Otherwise the psychological thrill will occur, despite the break-even energetics of the experience—but only because kids have such short attention spans and instantly forget the hassle of the climb (or because their parents lift them, to give them a truly free-ride, both ways.) Note: being lifted by parents is exactly the same as being pushed back to shore by a wave when a skimboarder executes a “wrap”. It is truly free because of an external infusion of energy, imparted by a wave rather than a waving dad.

The correlative “wrap” phenomenon in recruiting occurs, for example, when the recruiter gets to send an assistant to the job expo instead of himself.

As for the Ollie, a closer investigation will reveal that it has much more in common with the kid’s slide and recruiter’s stack-and-sort than with the slimboarder’s glide or wrap. That’s because the kinetic energy of the skimboarder’s forward motion is redirected upward, thereby increasing his potential energy and that of his board, which is then virtually completely and identically transformed into the kinetic energy of his fall back to the ground.

“Labor-saving” Recruitment and Skimboarding Strategies

The recruiter’s sort-and-stack—depending on his efficiency—is also very likely to merely trade energy benefits for equivalent costs. Someone marveling at a well-organized recruiter’s sorted stack of resumes without having seen the effort required succumbs to the same illusion that grips spectators watching an Ollie.

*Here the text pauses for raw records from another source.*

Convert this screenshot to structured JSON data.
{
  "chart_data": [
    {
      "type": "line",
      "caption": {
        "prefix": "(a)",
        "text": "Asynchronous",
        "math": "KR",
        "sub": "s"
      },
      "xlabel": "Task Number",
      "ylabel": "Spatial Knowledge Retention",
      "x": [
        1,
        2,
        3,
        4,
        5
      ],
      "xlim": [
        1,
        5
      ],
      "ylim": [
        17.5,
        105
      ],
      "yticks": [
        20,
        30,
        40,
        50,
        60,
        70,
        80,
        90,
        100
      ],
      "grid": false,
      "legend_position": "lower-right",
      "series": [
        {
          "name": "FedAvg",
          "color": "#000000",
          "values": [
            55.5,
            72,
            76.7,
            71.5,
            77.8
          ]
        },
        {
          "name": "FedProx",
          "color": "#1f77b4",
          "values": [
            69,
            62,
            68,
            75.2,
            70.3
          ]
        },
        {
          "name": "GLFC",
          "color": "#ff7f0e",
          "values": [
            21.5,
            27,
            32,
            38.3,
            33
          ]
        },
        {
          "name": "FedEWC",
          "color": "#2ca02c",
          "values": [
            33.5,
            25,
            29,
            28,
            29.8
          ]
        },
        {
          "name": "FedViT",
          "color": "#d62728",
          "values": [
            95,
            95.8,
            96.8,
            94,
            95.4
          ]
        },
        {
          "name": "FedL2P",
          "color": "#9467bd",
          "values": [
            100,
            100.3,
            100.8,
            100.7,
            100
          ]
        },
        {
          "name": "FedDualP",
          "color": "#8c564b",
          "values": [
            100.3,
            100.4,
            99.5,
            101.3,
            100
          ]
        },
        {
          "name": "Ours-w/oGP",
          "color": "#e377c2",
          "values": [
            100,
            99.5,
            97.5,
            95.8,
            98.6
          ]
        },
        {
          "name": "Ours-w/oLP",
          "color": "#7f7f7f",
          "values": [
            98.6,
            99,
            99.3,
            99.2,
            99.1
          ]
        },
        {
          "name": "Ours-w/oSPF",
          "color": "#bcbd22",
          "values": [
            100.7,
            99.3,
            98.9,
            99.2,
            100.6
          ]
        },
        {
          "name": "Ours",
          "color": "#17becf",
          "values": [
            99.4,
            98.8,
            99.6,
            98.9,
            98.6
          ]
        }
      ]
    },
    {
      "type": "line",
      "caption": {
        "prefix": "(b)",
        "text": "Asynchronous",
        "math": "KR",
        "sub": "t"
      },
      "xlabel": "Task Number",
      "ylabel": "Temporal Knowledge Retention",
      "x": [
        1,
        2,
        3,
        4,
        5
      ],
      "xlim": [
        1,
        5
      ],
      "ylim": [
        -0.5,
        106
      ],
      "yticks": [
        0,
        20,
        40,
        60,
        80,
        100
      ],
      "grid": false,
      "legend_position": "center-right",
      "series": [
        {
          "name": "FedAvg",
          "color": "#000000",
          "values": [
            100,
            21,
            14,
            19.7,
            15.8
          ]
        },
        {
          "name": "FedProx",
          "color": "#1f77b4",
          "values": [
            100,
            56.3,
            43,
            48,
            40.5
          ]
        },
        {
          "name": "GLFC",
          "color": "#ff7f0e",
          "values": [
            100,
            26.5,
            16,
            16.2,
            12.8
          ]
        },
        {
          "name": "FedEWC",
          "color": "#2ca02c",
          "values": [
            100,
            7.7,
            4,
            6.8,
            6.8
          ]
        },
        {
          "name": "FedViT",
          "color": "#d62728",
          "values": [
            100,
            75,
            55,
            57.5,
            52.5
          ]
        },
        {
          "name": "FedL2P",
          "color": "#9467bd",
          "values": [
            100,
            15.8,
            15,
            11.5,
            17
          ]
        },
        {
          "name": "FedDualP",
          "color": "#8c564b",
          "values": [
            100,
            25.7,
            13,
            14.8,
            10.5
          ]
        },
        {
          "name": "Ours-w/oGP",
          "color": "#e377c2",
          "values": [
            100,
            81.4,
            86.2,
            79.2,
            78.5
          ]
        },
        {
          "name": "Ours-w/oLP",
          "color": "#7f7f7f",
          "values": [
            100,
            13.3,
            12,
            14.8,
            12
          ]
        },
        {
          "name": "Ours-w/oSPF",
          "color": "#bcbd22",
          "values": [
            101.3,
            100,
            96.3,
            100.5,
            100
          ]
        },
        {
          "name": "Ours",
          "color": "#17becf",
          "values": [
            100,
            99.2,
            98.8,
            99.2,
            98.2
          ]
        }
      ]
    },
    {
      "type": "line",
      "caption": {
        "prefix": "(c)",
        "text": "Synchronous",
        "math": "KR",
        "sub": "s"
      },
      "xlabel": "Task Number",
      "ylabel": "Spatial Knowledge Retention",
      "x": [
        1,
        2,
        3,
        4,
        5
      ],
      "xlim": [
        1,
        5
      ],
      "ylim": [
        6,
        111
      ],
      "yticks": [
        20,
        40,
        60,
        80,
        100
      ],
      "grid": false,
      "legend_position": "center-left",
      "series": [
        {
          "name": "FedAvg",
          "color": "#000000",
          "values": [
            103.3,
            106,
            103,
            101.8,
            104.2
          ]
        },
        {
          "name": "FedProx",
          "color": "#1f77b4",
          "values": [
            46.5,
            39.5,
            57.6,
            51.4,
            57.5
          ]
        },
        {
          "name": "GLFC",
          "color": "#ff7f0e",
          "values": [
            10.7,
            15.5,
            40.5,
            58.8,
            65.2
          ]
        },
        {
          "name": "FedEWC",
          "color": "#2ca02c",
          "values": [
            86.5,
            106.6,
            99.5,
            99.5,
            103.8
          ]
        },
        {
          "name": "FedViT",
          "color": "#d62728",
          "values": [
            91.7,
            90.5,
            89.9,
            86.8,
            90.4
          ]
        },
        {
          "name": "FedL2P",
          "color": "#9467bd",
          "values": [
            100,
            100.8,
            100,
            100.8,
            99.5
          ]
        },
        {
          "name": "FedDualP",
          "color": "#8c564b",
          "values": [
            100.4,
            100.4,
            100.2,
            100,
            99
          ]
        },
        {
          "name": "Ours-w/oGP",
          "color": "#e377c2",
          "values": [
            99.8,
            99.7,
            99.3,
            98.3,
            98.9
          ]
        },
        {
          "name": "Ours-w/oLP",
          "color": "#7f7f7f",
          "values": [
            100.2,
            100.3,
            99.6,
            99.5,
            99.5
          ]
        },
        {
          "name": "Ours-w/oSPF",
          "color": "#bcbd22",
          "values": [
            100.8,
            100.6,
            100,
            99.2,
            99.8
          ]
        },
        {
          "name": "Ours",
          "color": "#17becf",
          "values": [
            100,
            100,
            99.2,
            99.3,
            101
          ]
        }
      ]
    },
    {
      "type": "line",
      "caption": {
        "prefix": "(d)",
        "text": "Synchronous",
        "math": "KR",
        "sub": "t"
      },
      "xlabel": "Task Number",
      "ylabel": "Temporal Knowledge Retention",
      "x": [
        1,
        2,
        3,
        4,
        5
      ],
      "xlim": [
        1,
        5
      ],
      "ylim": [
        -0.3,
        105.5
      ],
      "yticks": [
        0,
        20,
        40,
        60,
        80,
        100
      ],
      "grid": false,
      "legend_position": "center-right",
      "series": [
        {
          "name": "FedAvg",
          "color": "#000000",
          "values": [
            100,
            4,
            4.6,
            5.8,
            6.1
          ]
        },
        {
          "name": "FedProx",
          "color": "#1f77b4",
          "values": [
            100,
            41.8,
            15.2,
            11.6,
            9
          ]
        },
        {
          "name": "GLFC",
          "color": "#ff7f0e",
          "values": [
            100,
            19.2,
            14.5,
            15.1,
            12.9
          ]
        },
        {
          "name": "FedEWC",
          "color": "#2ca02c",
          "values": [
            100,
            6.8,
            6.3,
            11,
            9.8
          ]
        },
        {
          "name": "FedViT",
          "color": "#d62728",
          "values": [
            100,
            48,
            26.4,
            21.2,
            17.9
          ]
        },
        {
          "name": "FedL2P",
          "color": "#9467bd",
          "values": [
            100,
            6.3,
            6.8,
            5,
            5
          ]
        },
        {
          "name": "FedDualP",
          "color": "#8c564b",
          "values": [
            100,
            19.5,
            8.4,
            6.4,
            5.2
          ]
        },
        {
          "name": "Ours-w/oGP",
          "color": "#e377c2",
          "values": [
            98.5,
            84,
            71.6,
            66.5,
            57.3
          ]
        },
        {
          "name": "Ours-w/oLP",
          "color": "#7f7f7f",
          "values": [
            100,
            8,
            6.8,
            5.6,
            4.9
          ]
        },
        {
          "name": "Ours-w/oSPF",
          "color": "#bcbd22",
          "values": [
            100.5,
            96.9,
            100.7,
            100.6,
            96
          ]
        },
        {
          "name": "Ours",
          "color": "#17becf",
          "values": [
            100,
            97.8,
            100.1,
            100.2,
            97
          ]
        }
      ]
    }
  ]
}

Depending on the sorting efficiency of the recruiter, some time may have been saved, but not without an energy cost that theoretically could exceed the energy savings gained (e.g., if the recruiter is really bad at sorting). This critical perspective is the same as that underlying time-and-energy-based critiques of “labor-saving appliances” assessed in terms of their true global environmental, labor, natural resource and other costs.

Until a detailed macro-analysis is undertaken, such presumed saving of labor may be rightly viewed with suspicion as being nothing more than a micro-illusion. This caution applies to all of your “labor-saving” recruiting steps and processes as well.

A key lesson in this for kids, skimboarders and recruiters is that it is very important to identify which of your exertions will best approximate a real free ride, e.g., like that of the “wrap”, and to distinguish them from those that merely convert your efforts into an outcome with no net gain from the energy standpoint, despite whatever gleeful illusions that may accompany the process, e.g., like the “Ollie”.

From a recruiting and purely physical standpoint, there is not much point in climbing stairs to a job-related meeting just so you can enjoy the comparatively effortless walk down them.

Similarly, and in more psychological and strategic than purely physical terms, there’s equally little point in addressing a group of applicants or clients all at once if the format will force you to spend more time with them individually to get past the generalities and to address their specific questions at length. Call this the “kid’s slide in reverse” and try to avoid it.

Your Homework

Identifying how each of the energy concepts in the master list above applies to both skimboarding and recruiting would require another article of comparable length. However, on reflection, it should be clear that they do.

For example, when a skimboarder patches “dings” in her board, she is investing energy;  when she falls, she is uselessly discharging it (as the kinetic energy of the fall and as ineffective cursing, should that occur too). When a recruiter posts a clear and effective job ad, he’s investing energy; if that ad is seriously flawed he is merely discharging and wasting it, subject to the real likelihood of having to invest and waste even more cleaning up the mess.

As a constructive exercise, it may be very fruitful to map each of the energy concepts into your own recruitment activities and approaches, to determine how best to maximize your chances of a free energy ride and of making the most of looking into and utilizing each form of energy interaction.

In particular, I recommend that the skimboarders among you consider writing the definitive recruiter handbook, Skimboarder Physics for Recruiters,to see where being nudged to do that propels you….

….besides into court and plagiarism litigation with me.